Mais... Le fait qu'il soit là, dans mes bras, accroché à moi alors qu'il se rendort la tête dans mon cou...
Je suppose que ça va... ?
Je me recroqueville sur lui pour plonger mon nez dans ses cheveux. Je le respire à pleins poumons, passe ma main dans son dos nu. Je me permets même de la faire échouer sur sa hanche, caressant cet endroit qui m'était interdit il n'y a pas si longtemps encore...

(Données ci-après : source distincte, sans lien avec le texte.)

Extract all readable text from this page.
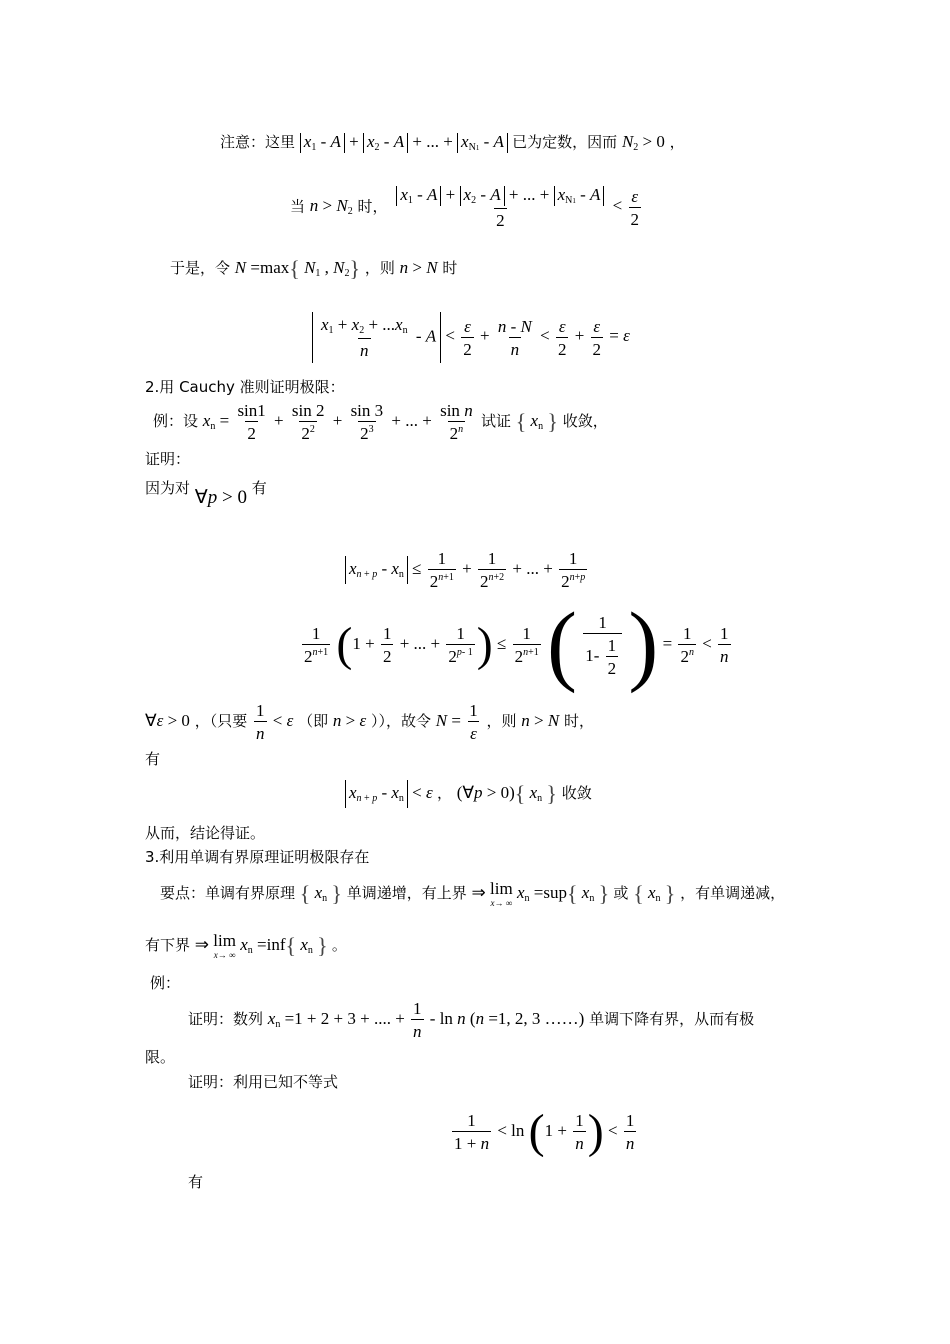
注意：这里 $x_1 - A + x_2 - A$ + ... + $x_{N1}$ - A 已为定数，因而 $N_2 > 0$ ，
当 $n > N_2$ 时， $\frac{x_1 - A + x_2 - A + ... + x_{N1} - A}{2} < \frac{\varepsilon}{2}$
于是，令 N =max{ $N_1$ , $N_2$} ，则 n > N 时
$\frac{x_1 + x_2 + ...x_n}{n} - A < \frac{\varepsilon}{2} + \frac{n - N}{n} < \frac{\varepsilon}{2} + \frac{\varepsilon}{2} = \varepsilon$
2.用 Cauchy 准则证明极限：
例：设 $x_n = \frac{\sin 1}{2} + \frac{\sin 2}{2^2} + \frac{\sin 3}{2^3}$ + ... + $\frac{\text{sin n}}{2^n}$ 试证 { $x_n$ } 收敛，
证明：
因为对 ∀p > 0 有
$x_{n + p} - x_n \le \frac{1}{2^{n+1}} + \frac{1}{2^{n+2}}$ + ... + $\frac{1}{2^{n+p}}$
$\frac{1}{2^{n+1}} (1 + \frac{1}{2}$ + ... + $\frac{1}{2^{p- 1}}$ ) ≤ $\frac{1}{2^{n+1}}$ ( $\frac{1}{1- \frac{1}{2}}$ ) = $\frac{1}{2^n} < \frac{1}{n}$
∀ε > 0 ，（只要 $\frac{1}{n} < \varepsilon$ （即 n > ε ）），故令 $N = \frac{1}{\varepsilon}$ ，则 n > N 时，
有
$x_{n + p} - x_n < \varepsilon$ ， (∀p > 0){ $x_n$ } 收敛
从而，结论得证。
3.利用单调有界原理证明极限存在
要点：单调有界原理 { $x_n$ } 单调递增，有上界 ⇒ lim
x→ ∞
$x_n =sup${ $x_n$ } 或 { $x_n$ } ，有单调递减，
有下界 ⇒ lim
x→ ∞
$x_n =inf${ $x_n$ } 。
例：
证明：数列 $x_n =1 + 2 + 3$ + .... + $\frac{1}{n}$ - ln n (n =1, 2, 3 ……) 单调下降有界，从而有极
限。
证明：利用已知不等式
$\frac{1}{1 + n} < \ln (1 + \frac{1}{n}$ ) < $\frac{1}{n}$
有
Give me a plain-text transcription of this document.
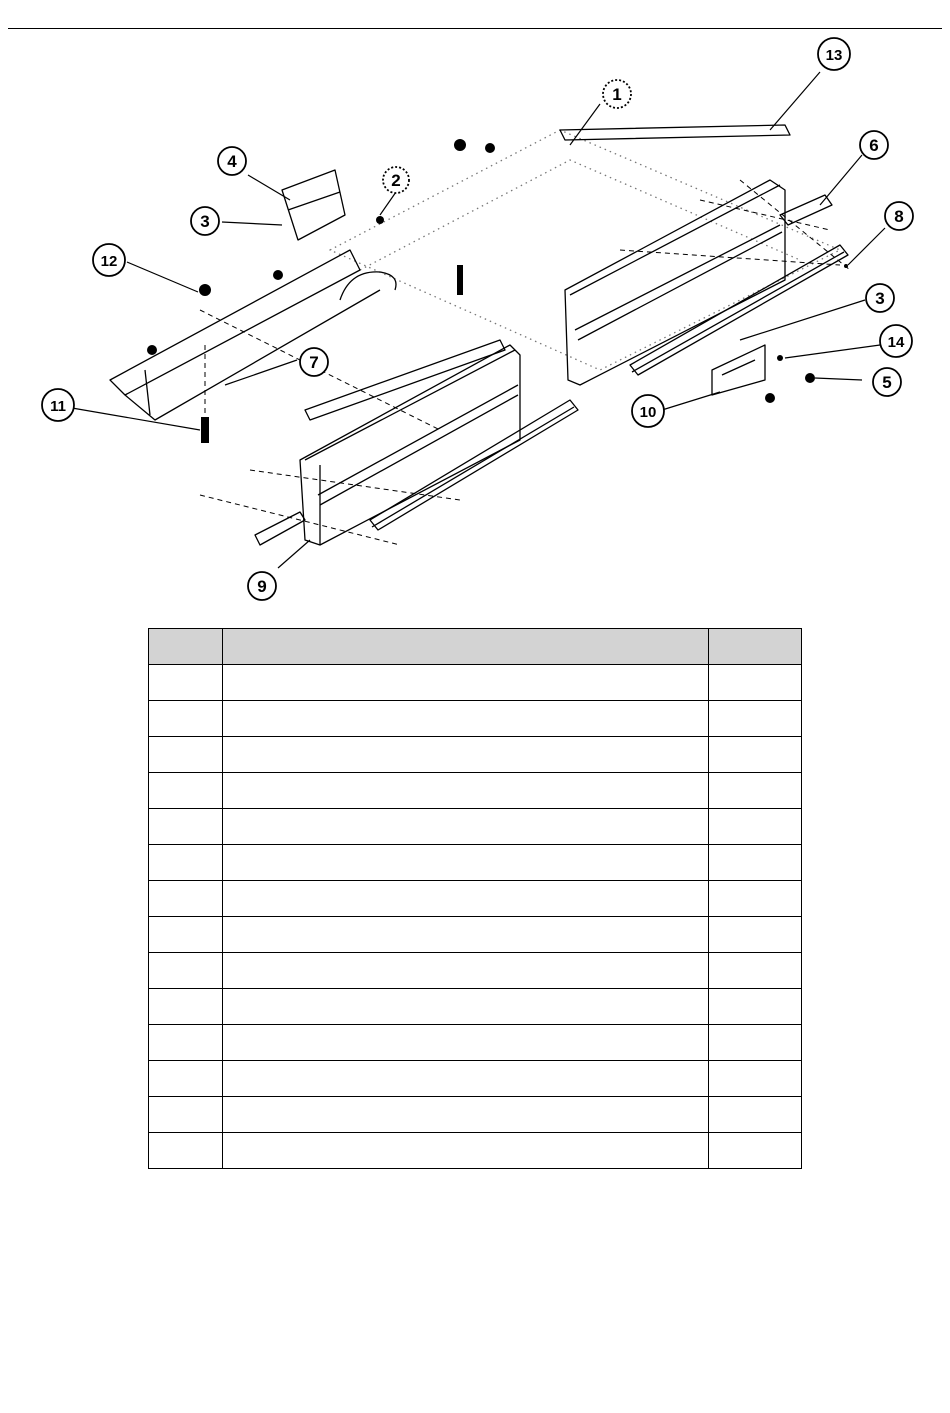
1
2
3
3
4
5
6
7
8
9
10
11
12
13
14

Je ne sais pas combien de temps je vais mettre pour accepter que c'est vraiment la réalité... Mais pour le moment, ça m'effraie juste comme je n'ai jamais été aussi effrayé de toute ma vie...
Mais visiblement, le fait que Luffy reste aussi proche de moi m'a légèrement calmé et m'a même permis d'enfin m'endormir... À en juger par le réveil en sursaut que je m'inflige tout seul, ce qui me semble être quelques minutes plus tard.
J'ai le souffle court, mon cœur bat à cent à l'heure et mon premier réflexe est de resserrer un peu plus ma prise sur Luffy.
Il est toujours là... 5h36, il est toujours là...
Il faut que je me calme. Il ne va pas s'enfuir en plein milieu de la nuit sans un mot. Il habite ici, je suis son frère...
... Je suis son frère.
Je soupire pour moi-même : c'est compliqué cette histoire. Mon plus beau rêve se réalise peut-être, mais je me demande comment on va gérer ça.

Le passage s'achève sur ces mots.